Isabel empalideceu; e levando a mão ao coração para comprimir as pulsações violentas, fez um esforço supremo e arrancou algumas palavras que pareciam queimar-lhe os lábios:

– Bem sabes que o aborreço!...

Cecília não viu a alteração da fisionomia de sua prima, porque tendo chegado à baixa nesse momento, esquecera a conversa, e começara a brincar com uma alegria infantil sobre a relva.

Mas ainda que visse a perturbação da moça e o choque que ela tinha sentido, decerto atribuiria isso a qualquer outro motivo, menos ao verdadeiro.

A afeição que tinha a Álvaro lhe parecia tão inocente, tão natural, que nunca se lembrara que devia um dia passar daquilo que era, isto é, de um prazer que fazia sorrir, e de um enleio que fazia corar.

Esse amor pois, se era amor, não podia conhecer o que se passava na alma de Isabel; não podia compreender a sublime mentira que os lábios da moça acabavam de proferir.

Quanto a Isabel, temendo trair o seu segredo, tinha arrancado do seu coração cheio de amor, essa palavra de ódio, que para ela era quase uma blasfêmia.

Mas antes isso do que revelar o que se passava em sua alma; esse mistério, essa ignorância que envolvia o seu amor, e o escondia a todos os olhos, tinha para ela uma voluptuosidade inexprimível.

Podia assim fitar horas e horas o moço, sem que ele o percebesse, sem o incomodar talvez com a prece muda do olhar suplicante; podia rever-se em sua alma sem que um sorriso de desdém ou de zombaria a fizesse sofrer.

O sol vinha nascendo.

O seu primeiro raio espreguiçava-se ainda pelo céu anilado, e ia beijar as brancas nuvenzinhas que corriam ao seu encontro.

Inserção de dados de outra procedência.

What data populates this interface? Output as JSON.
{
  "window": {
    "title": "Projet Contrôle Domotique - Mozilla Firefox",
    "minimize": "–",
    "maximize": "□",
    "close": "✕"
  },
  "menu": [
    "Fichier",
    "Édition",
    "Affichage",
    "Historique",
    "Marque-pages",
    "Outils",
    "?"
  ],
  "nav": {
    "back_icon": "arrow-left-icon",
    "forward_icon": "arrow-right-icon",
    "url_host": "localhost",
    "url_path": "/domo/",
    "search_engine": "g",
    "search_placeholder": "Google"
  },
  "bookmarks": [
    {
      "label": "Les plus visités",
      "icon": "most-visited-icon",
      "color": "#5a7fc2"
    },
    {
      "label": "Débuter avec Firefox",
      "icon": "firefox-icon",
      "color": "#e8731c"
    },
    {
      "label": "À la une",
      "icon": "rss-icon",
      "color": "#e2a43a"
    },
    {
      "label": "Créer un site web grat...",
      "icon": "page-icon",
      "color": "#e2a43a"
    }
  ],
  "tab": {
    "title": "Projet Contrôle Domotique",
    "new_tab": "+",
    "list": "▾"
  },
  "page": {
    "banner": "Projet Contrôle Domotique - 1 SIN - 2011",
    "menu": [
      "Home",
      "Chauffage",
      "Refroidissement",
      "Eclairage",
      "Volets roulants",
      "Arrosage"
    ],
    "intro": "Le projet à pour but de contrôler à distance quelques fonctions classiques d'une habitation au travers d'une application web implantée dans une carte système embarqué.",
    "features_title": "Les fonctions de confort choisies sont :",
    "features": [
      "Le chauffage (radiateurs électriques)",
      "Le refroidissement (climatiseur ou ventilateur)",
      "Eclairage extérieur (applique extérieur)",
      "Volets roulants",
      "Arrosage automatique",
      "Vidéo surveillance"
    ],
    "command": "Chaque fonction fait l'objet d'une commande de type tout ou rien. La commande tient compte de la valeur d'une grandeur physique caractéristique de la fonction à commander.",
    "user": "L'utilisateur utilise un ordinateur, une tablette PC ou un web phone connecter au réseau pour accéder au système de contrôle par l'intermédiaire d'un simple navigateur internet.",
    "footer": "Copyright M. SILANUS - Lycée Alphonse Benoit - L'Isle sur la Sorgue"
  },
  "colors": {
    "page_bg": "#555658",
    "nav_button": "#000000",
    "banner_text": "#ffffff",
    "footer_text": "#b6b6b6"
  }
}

Apenas a luz branda e suave da manhã esclarecia a terra e surpreendia as sombras indolentes que dormiam sob as copas das árvores.

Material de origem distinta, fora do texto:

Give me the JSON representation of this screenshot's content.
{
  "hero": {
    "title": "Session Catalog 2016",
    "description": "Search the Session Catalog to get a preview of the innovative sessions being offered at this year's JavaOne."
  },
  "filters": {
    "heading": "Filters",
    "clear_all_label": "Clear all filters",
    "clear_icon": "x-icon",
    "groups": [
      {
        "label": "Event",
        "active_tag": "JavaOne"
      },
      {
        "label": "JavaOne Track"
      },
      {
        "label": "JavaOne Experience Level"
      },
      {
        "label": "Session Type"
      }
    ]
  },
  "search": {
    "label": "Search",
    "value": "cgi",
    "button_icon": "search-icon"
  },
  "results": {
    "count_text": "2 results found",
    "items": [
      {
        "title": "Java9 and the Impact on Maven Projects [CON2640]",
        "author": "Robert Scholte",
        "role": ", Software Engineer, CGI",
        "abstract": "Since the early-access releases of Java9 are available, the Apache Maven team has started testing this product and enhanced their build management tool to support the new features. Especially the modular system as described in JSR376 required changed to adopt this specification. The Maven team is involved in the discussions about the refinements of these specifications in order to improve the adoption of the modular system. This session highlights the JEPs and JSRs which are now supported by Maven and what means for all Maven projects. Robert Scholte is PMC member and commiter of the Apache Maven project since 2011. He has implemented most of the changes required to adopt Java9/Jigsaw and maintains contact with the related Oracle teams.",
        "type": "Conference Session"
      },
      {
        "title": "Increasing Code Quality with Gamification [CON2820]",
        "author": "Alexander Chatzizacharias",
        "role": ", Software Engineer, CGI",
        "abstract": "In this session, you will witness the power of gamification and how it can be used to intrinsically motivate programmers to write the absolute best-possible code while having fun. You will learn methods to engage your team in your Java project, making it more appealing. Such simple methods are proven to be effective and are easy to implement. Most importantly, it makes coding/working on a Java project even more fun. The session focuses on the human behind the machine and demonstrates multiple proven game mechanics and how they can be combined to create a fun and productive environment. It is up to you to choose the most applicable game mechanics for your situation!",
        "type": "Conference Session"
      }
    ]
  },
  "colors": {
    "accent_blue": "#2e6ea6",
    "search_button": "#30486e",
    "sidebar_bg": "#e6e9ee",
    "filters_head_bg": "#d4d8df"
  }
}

Era a hora em que o cacto, a flor da noite, fechava o seu cálice cheio das gotas de orvalho com que destila o seu perfume, temendo que o sol crestasse a alvura diáfana de suas pétalas.

Cecília com a sua graça de menina travessa corria sobre a relva ainda úmida colhendo uma gracíola azul que se embalançava sobre a haste, ou um malvaísco que abria os lindos botões escarlates.

Tudo para ela tinha um encanto inexprimível; as lágrimas da noite que tremiam como brilhantes das folhas das palmeiras; a borboleta que ainda com as asas entorpecidas esperava o calor do sol para reanimar-se; a viuvinha que escondida na ramagem avisava o companheiro que o dia vinha raiando: tudo lhe fazia soltar um grito de surpresa e de prazer.

Enquanto a menina brincava assim pela várzea, Peri, que a seguia de longe, parou de repente tomado por uma idéia que lhe fez correr pelo corpo um calafrio; lembrara-se do tigre.

De um pulo sumiu-se numa grande moita de arvoredo que se elevava a alguns passos; ouviu-se um rugido abafado, um grande farfalhar de folhas que se espedaçavam, e o índio apareceu.